His smile was radiant. “Want some lemonade?”

“Isn’t it going to be more of a hot cocoa and marshmallows situation if we’re sitting outside here?”

“Hot cocoa puts me to sleep,” he said.

“You need a good night’s sleep tonight,” I said. “Let’s have the cocoa. Maybe you should head to bed soon, even—”

“Hey,” Harlan said, his expression hardening a little as he searched my face. “Quit telling me what to do.”

I blinked at him. “Are you being serious?”

“Think I might be,” he said. “You’ve been acting this way all day, and I can’t tell why.”

I paused, not sure what he meant.

“How have I been acting?”

“You tell me I should date more, then tell me to flirt with Chase the camera guy, then you kiss me, for fuck’s sake,” Harlan said, raising an eyebrow. “Then you tell me I shouldn’t go home with Chase, and that I should go to bed early. What gives?”
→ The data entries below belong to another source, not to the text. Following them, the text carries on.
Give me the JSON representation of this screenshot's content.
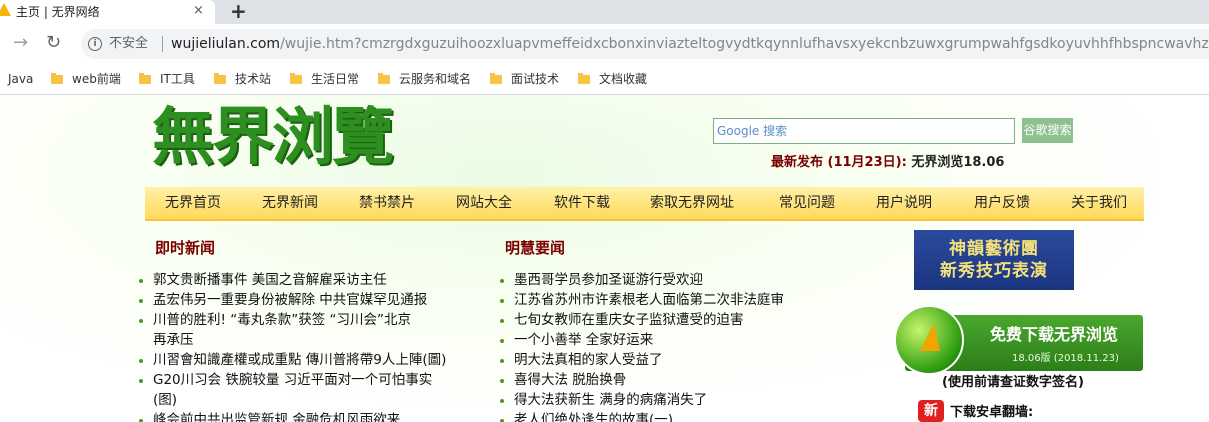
{
  "browser": {
    "tab_title": "主页 | 无界网络",
    "tab_close": "×",
    "new_tab": "+",
    "insecure_label": "不安全",
    "url_host": "wujieliulan.com",
    "url_path": "/wujie.htm?cmzrgdxguzuihoozxluapvmeffeidxcbonxinviazteltogvydtkqynnlufhavsxyekcnbzuwxgrumpwahfgsdkoyuvhhfhbspncwavhzefatyu..."
  },
  "bookmarks": [
    "Java",
    "web前端",
    "IT工具",
    "技术站",
    "生活日常",
    "云服务和域名",
    "面试技术",
    "文档收藏"
  ],
  "header": {
    "logo_text": "無界浏覽",
    "search_placeholder": "Google 搜索",
    "search_button": "谷歌搜索",
    "release_label": "最新发布 (11月23日):",
    "release_version": "无界浏览18.06"
  },
  "menu": [
    "无界首页",
    "无界新闻",
    "禁书禁片",
    "网站大全",
    "软件下载",
    "索取无界网址",
    "常见问题",
    "用户说明",
    "用户反馈",
    "关于我们"
  ],
  "left_column": {
    "title": "即时新闻",
    "items": [
      "郭文贵断播事件 美国之音解雇采访主任",
      "孟宏伟另一重要身份被解除 中共官媒罕见通报",
      "川普的胜利! “毒丸条款”获签 “习川会”北京",
      "再承压",
      "川習會知識產權或成重點 傳川普將帶9人上陣(圖)",
      "G20川习会 铁腕较量 习近平面对一个可怕事实",
      "(图)",
      "峰会前中共出监管新规 金融危机风雨欲来"
    ]
  },
  "middle_column": {
    "title": "明慧要闻",
    "items": [
      "墨西哥学员参加圣诞游行受欢迎",
      "江苏省苏州市许素根老人面临第二次非法庭审",
      "七旬女教师在重庆女子监狱遭受的迫害",
      "一个小善举 全家好运来",
      "明大法真相的家人受益了",
      "喜得大法 脱胎换骨",
      "得大法获新生 满身的病痛消失了",
      "老人们绝处逢生的故事(一)"
    ]
  },
  "sidebar": {
    "banner_line1": "神韻藝術團",
    "banner_line2": "新秀技巧表演",
    "download_text": "免费下载无界浏览",
    "download_version": "18.06版 (2018.11.23)",
    "signature_note": "(使用前请查证数字签名)",
    "new_badge": "新",
    "android_label": "下载安卓翻墙:"
  }
}
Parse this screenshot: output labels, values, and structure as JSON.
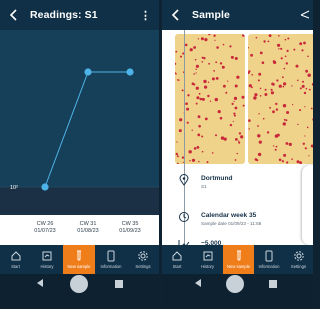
{
  "left": {
    "title": "Readings: S1",
    "menu": "⋮",
    "chart_data": {
      "type": "line",
      "categories": [
        "CW 26",
        "CW 31",
        "CW 35"
      ],
      "dates": [
        "01/07/23",
        "01/08/23",
        "01/09/23"
      ],
      "values": [
        100,
        5000,
        5000
      ],
      "ytick": "10²",
      "ylabel": "",
      "xlabel": ""
    },
    "nav": [
      "Start",
      "History",
      "New sample",
      "Information",
      "Settings"
    ]
  },
  "right": {
    "title": "Sample",
    "location": "Dortmund",
    "location_sub": "S1",
    "week": "Calendar week 35",
    "week_sub": "Sample date 01/09/23 - 11:58",
    "count": "~5,000",
    "count_sub": "TTC",
    "nav": [
      "Start",
      "History",
      "New sample",
      "Information",
      "Settings"
    ]
  },
  "colors": {
    "accent": "#ef7d1a",
    "line": "#4cb4e8",
    "dark": "#103047"
  }
}
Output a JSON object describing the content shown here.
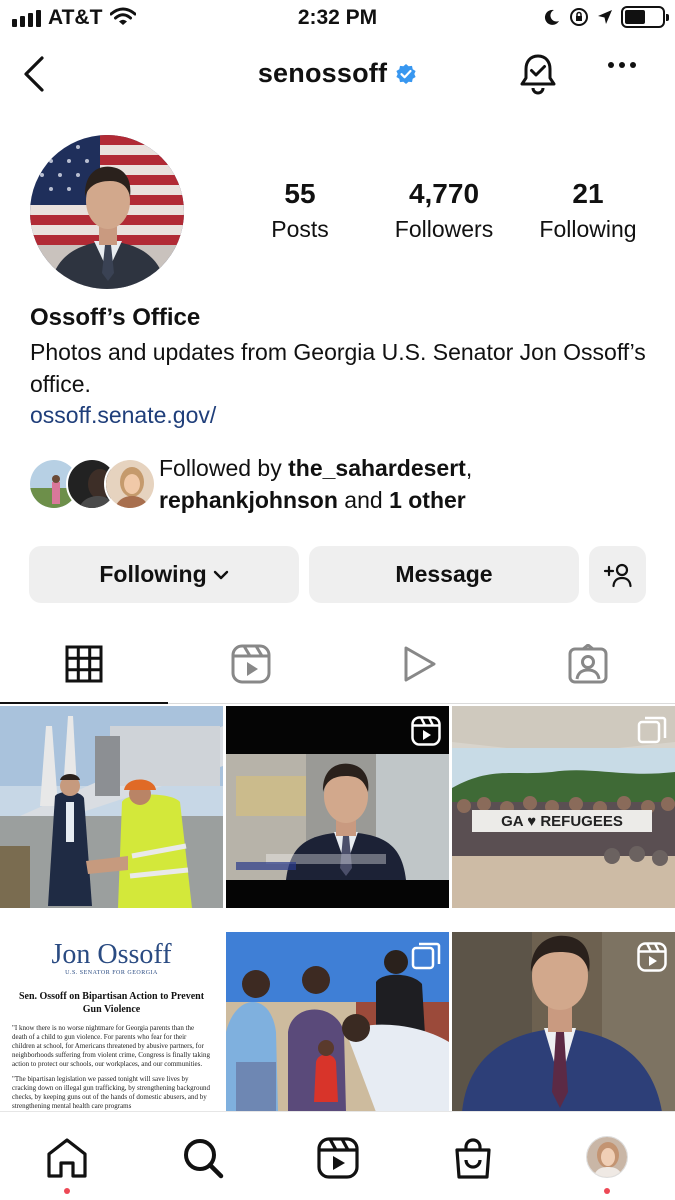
{
  "status_bar": {
    "carrier": "AT&T",
    "time": "2:32 PM",
    "battery_level": 0.55
  },
  "header": {
    "username": "senossoff",
    "verified": true,
    "icons": [
      "back-icon",
      "verified-badge-icon",
      "notification-bell-icon",
      "more-options-icon"
    ]
  },
  "profile": {
    "stats": [
      {
        "value": "55",
        "label": "Posts"
      },
      {
        "value": "4,770",
        "label": "Followers"
      },
      {
        "value": "21",
        "label": "Following"
      }
    ],
    "name": "Ossoff’s Office",
    "bio": "Photos and updates from Georgia U.S. Senator Jon Ossoff’s office.",
    "link": "ossoff.senate.gov/"
  },
  "followed_by": {
    "prefix": "Followed by ",
    "user1": "the_sahardesert",
    "sep": ",",
    "user2": "rephankjohnson",
    "and": " and ",
    "other": "1 other"
  },
  "actions": {
    "following_label": "Following",
    "message_label": "Message"
  },
  "tabs": [
    {
      "name": "grid",
      "icon": "grid-icon",
      "active": true
    },
    {
      "name": "reels",
      "icon": "reels-icon",
      "active": false
    },
    {
      "name": "videos",
      "icon": "play-icon",
      "active": false
    },
    {
      "name": "tagged",
      "icon": "tagged-icon",
      "active": false
    }
  ],
  "posts": {
    "post3_sign": "GA ♥ REFUGEES",
    "post4": {
      "logo": "Jon Ossoff",
      "subtitle": "U.S. SENATOR FOR GEORGIA",
      "headline": "Sen. Ossoff on Bipartisan Action to Prevent Gun Violence",
      "paragraph1": "\"I know there is no worse nightmare for Georgia parents than the death of a child to gun violence. For parents who fear for their children at school, for Americans threatened by abusive partners, for neighborhoods suffering from violent crime, Congress is finally taking action to protect our schools, our workplaces, and our communities.",
      "paragraph2": "\"The bipartisan legislation we passed tonight will save lives by cracking down on illegal gun trafficking, by strengthening background checks, by keeping guns out of the hands of domestic abusers, and by strengthening mental health care programs"
    }
  },
  "bottom_nav": [
    "home-icon",
    "search-icon",
    "reels-icon",
    "shop-icon",
    "profile-avatar"
  ],
  "colors": {
    "link": "#1f3e7a",
    "verified": "#3897f0",
    "notification_dot": "#ed4956",
    "button_bg": "#efefef"
  }
}
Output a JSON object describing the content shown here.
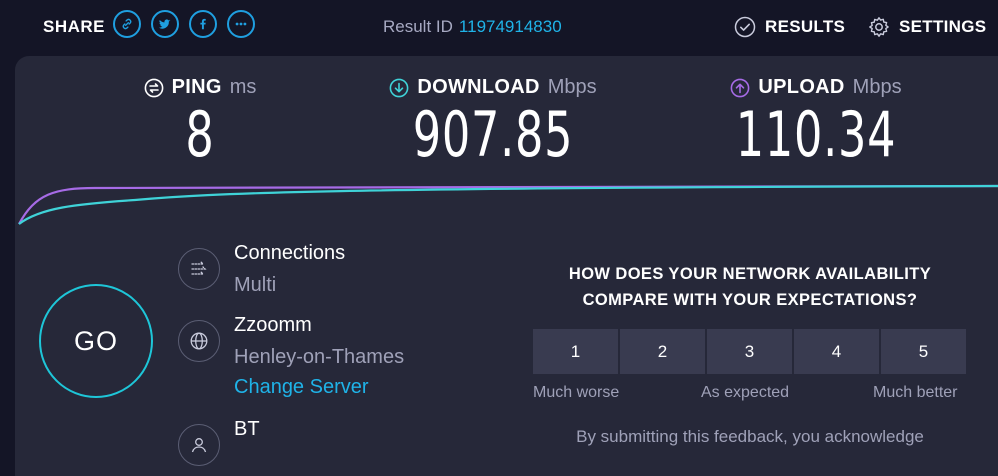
{
  "header": {
    "share_label": "SHARE",
    "result_id_label": "Result ID",
    "result_id_value": "11974914830",
    "results_label": "RESULTS",
    "settings_label": "SETTINGS"
  },
  "metrics": {
    "ping": {
      "name": "PING",
      "unit": "ms",
      "value": "8"
    },
    "download": {
      "name": "DOWNLOAD",
      "unit": "Mbps",
      "value": "907.85"
    },
    "upload": {
      "name": "UPLOAD",
      "unit": "Mbps",
      "value": "110.34"
    }
  },
  "colors": {
    "accent": "#1fb3e8",
    "download": "#3fd3d8",
    "upload": "#a66be6",
    "go_ring": "#1ec6d8"
  },
  "go_label": "GO",
  "connection": {
    "connections_label": "Connections",
    "connections_value": "Multi",
    "host_name": "Zzoomm",
    "host_location": "Henley-on-Thames",
    "change_server_label": "Change Server",
    "isp_name": "BT"
  },
  "survey": {
    "question_line1": "HOW DOES YOUR NETWORK AVAILABILITY",
    "question_line2": "COMPARE WITH YOUR EXPECTATIONS?",
    "ratings": [
      "1",
      "2",
      "3",
      "4",
      "5"
    ],
    "label_low": "Much worse",
    "label_mid": "As expected",
    "label_high": "Much better",
    "disclaimer": "By submitting this feedback, you acknowledge"
  }
}
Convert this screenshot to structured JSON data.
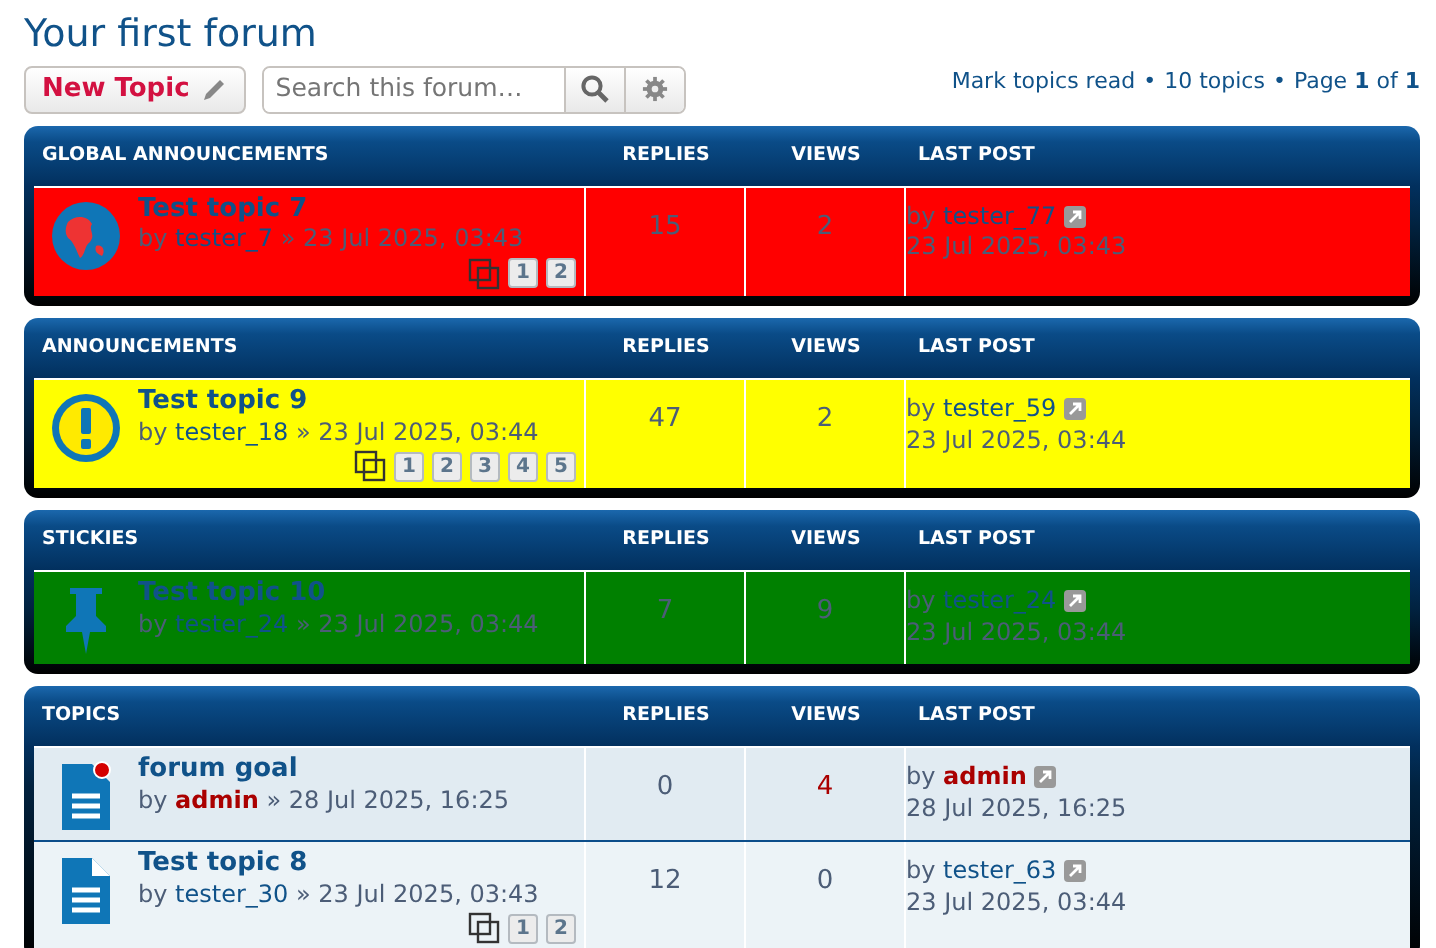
{
  "forum_title": "Your first forum",
  "toolbar": {
    "new_topic": "New Topic",
    "search": {
      "placeholder": "Search this forum…"
    },
    "mark_read": "Mark topics read",
    "topic_count": "10 topics",
    "page_label": "Page",
    "page_current": "1",
    "page_of": "of",
    "page_total": "1",
    "separator": "•"
  },
  "sections": [
    {
      "title": "GLOBAL ANNOUNCEMENTS",
      "columns": [
        "REPLIES",
        "VIEWS",
        "LAST POST"
      ],
      "topics": [
        {
          "kind": "global",
          "color": "#ff0000",
          "title": "Test topic 7",
          "by": "by",
          "author": "tester_7",
          "author_highlighted": false,
          "views_highlighted": false,
          "last_author_highlighted": false,
          "sep": "»",
          "date": "23 Jul 2025, 03:43",
          "pages": [
            "1",
            "2"
          ],
          "replies": "15",
          "views": "2",
          "last_by": "by",
          "last_author": "tester_77",
          "last_date": "23 Jul 2025, 03:43"
        }
      ]
    },
    {
      "title": "ANNOUNCEMENTS",
      "columns": [
        "REPLIES",
        "VIEWS",
        "LAST POST"
      ],
      "topics": [
        {
          "kind": "announce",
          "color": "#ffff00",
          "title": "Test topic 9",
          "by": "by",
          "author": "tester_18",
          "author_highlighted": false,
          "views_highlighted": false,
          "last_author_highlighted": false,
          "sep": "»",
          "date": "23 Jul 2025, 03:44",
          "pages": [
            "1",
            "2",
            "3",
            "4",
            "5"
          ],
          "replies": "47",
          "views": "2",
          "last_by": "by",
          "last_author": "tester_59",
          "last_date": "23 Jul 2025, 03:44"
        }
      ]
    },
    {
      "title": "STICKIES",
      "columns": [
        "REPLIES",
        "VIEWS",
        "LAST POST"
      ],
      "topics": [
        {
          "kind": "sticky",
          "color": "#008000",
          "title": "Test topic 10",
          "by": "by",
          "author": "tester_24",
          "author_highlighted": false,
          "views_highlighted": false,
          "last_author_highlighted": false,
          "sep": "»",
          "date": "23 Jul 2025, 03:44",
          "replies": "7",
          "views": "9",
          "last_by": "by",
          "last_author": "tester_24",
          "last_date": "23 Jul 2025, 03:44"
        }
      ]
    },
    {
      "title": "TOPICS",
      "columns": [
        "REPLIES",
        "VIEWS",
        "LAST POST"
      ],
      "topics": [
        {
          "kind": "unread",
          "color": "#e1ebf2",
          "title": "forum goal",
          "by": "by",
          "author": "admin",
          "author_highlighted": true,
          "views_highlighted": true,
          "last_author_highlighted": true,
          "sep": "»",
          "date": "28 Jul 2025, 16:25",
          "replies": "0",
          "views": "4",
          "last_by": "by",
          "last_author": "admin",
          "last_date": "28 Jul 2025, 16:25"
        },
        {
          "kind": "read",
          "color": "#ecf3f7",
          "title": "Test topic 8",
          "by": "by",
          "author": "tester_30",
          "author_highlighted": false,
          "views_highlighted": false,
          "last_author_highlighted": false,
          "sep": "»",
          "date": "23 Jul 2025, 03:43",
          "pages": [
            "1",
            "2"
          ],
          "replies": "12",
          "views": "0",
          "last_by": "by",
          "last_author": "tester_63",
          "last_date": "23 Jul 2025, 03:44"
        }
      ]
    }
  ]
}
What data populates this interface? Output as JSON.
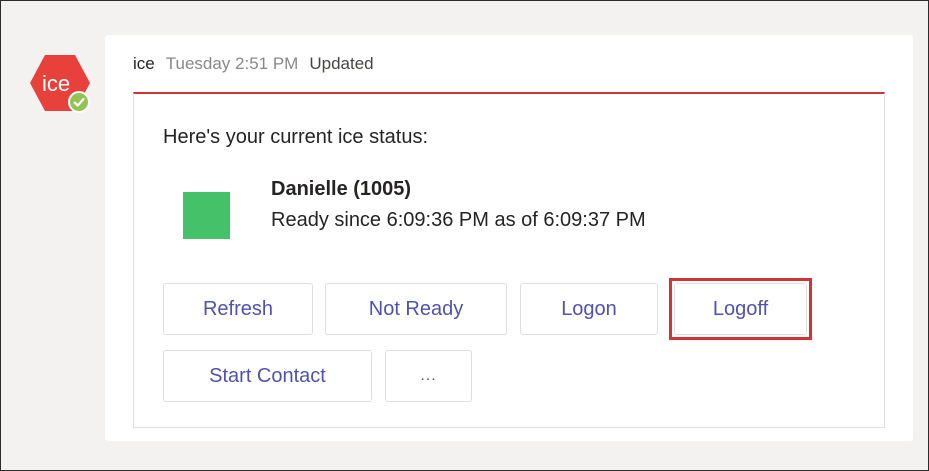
{
  "bot": {
    "avatar_text": "ice",
    "brand_color": "#e8413b",
    "presence_color": "#92c353",
    "presence_icon": "checkmark-icon"
  },
  "message": {
    "sender": "ice",
    "timestamp": "Tuesday 2:51 PM",
    "edited_label": "Updated"
  },
  "card": {
    "accent_color": "#d13438",
    "heading": "Here's your current ice status:",
    "agent": {
      "name": "Danielle (1005)",
      "status_text": "Ready since 6:09:36 PM as of 6:09:37 PM",
      "status_color": "#45c16a"
    },
    "actions": [
      {
        "label": "Refresh"
      },
      {
        "label": "Not Ready"
      },
      {
        "label": "Logon"
      },
      {
        "label": "Logoff"
      },
      {
        "label": "Start Contact"
      },
      {
        "label": "..."
      }
    ]
  }
}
I bit my lower lip, looking at the flames of the fire and then back at Harlan again. His words kicked up a storm within me, because I knew he was right.

I had been acting weird today. And I hadn’t realized it had been that obvious to him, too.

“I just care about you, asshole,” I said, trying to defuse the tension. “Usually you ask my opinion about ten times a day, so forgive me for thinking you might want it.”

“Bullshit,” Harlan said.

“You text me asking about what to get for dinner. What movie to watch. What flavors of beer to brew for the summer batches. Hell, a few weeks ago you texted me at night asking me if you should go to sleep or stay up and be rebellious, whatever the hell that meant.”